Assessment of Phonological and Phonemic Awareness
These skills can be assessed by having the child listen to the teacher say two words. The child should then be asked to decide if these two words are the same word repeated twice or two different words. When you make this assessment, if you do use two different words, make certain that they only differ by one phoneme, such as /d/ and /g/. Children can be assessed on words that are not real words or that are not familiar to them. The words used can be make-believe.

Teachers can maintain ongoing logs and rubrics for assessment throughout the year of Phonemic Awareness for individual children. Such assessments would identify particular stated reading behaviors or performance standards, the date of observation of the child’s behavior (in this context, phonemic activity or exercise), and comments.

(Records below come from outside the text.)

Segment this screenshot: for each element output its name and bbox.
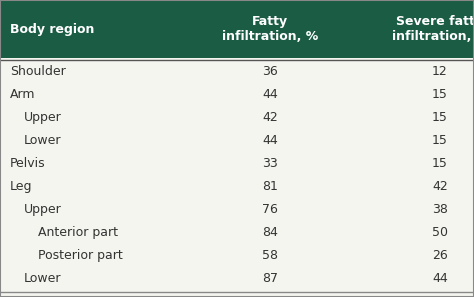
Text: Leg: Leg <box>10 180 33 193</box>
Text: 33: 33 <box>262 157 278 170</box>
Text: 76: 76 <box>262 203 278 216</box>
Text: 15: 15 <box>432 134 448 147</box>
Text: Shoulder: Shoulder <box>10 65 66 78</box>
Text: 36: 36 <box>262 65 278 78</box>
Text: 58: 58 <box>262 249 278 262</box>
Text: Lower: Lower <box>24 134 62 147</box>
Text: 44: 44 <box>432 272 448 285</box>
Text: Severe fatty
infiltration, %: Severe fatty infiltration, % <box>392 15 474 43</box>
Bar <box>0 0 474 58</box>
Text: 42: 42 <box>432 180 448 193</box>
Text: Lower: Lower <box>24 272 62 285</box>
Text: 42: 42 <box>262 111 278 124</box>
Text: 38: 38 <box>432 203 448 216</box>
Text: Posterior part: Posterior part <box>38 249 123 262</box>
Text: Upper: Upper <box>24 203 62 216</box>
Text: 15: 15 <box>432 157 448 170</box>
Text: 87: 87 <box>262 272 278 285</box>
Text: Arm: Arm <box>10 88 36 101</box>
Text: Pelvis: Pelvis <box>10 157 46 170</box>
Text: 26: 26 <box>432 249 448 262</box>
Text: 44: 44 <box>262 134 278 147</box>
Text: Body region: Body region <box>10 23 94 36</box>
Bar <box>0 60 474 297</box>
Text: 15: 15 <box>432 88 448 101</box>
Text: 12: 12 <box>432 65 448 78</box>
Text: 84: 84 <box>262 226 278 239</box>
Text: 81: 81 <box>262 180 278 193</box>
Text: Fatty
infiltration, %: Fatty infiltration, % <box>222 15 318 43</box>
Text: Upper: Upper <box>24 111 62 124</box>
Text: Anterior part: Anterior part <box>38 226 118 239</box>
Text: 50: 50 <box>432 226 448 239</box>
Text: 15: 15 <box>432 111 448 124</box>
Text: 44: 44 <box>262 88 278 101</box>
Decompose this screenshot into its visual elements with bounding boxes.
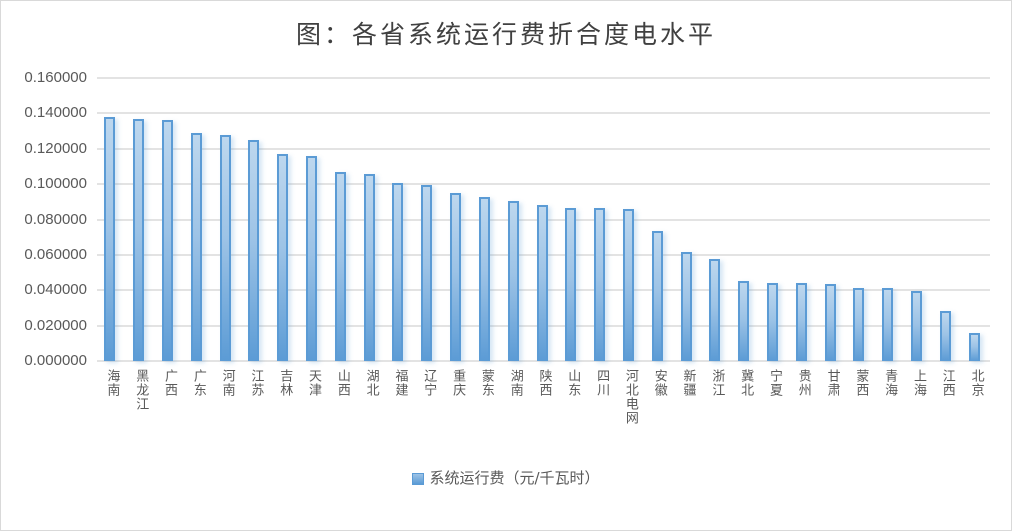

The rubric or legend for assessing these behaviors might include the following descriptors: demonstrates or exhibits reading behavior consistently, making progress/strides toward this reading behavior, and/or has not yet demonstrated or exhibited this behavior.
Depending on the particular phonological task you are modeling, the performance task might include:
  • Saying rhyming words in response to an oral prompt
  • Segmenting a word spoken by the teacher into its beginning, middle, and ending sounds (phonemic)
  • Correctly counting the number of syllables in a spoken word (phonological)
  • Changing or rearranging a syllable orally in a word (e.g., “change the first syllable in the word ‘cricket’ to /pak/.”)(phonological)
  • Changing the beginning, middle, or ending sound in a word (e.g., “change the sound at the beginning of the word ‘dog’ to the /l/ sound”—phonemic, etc).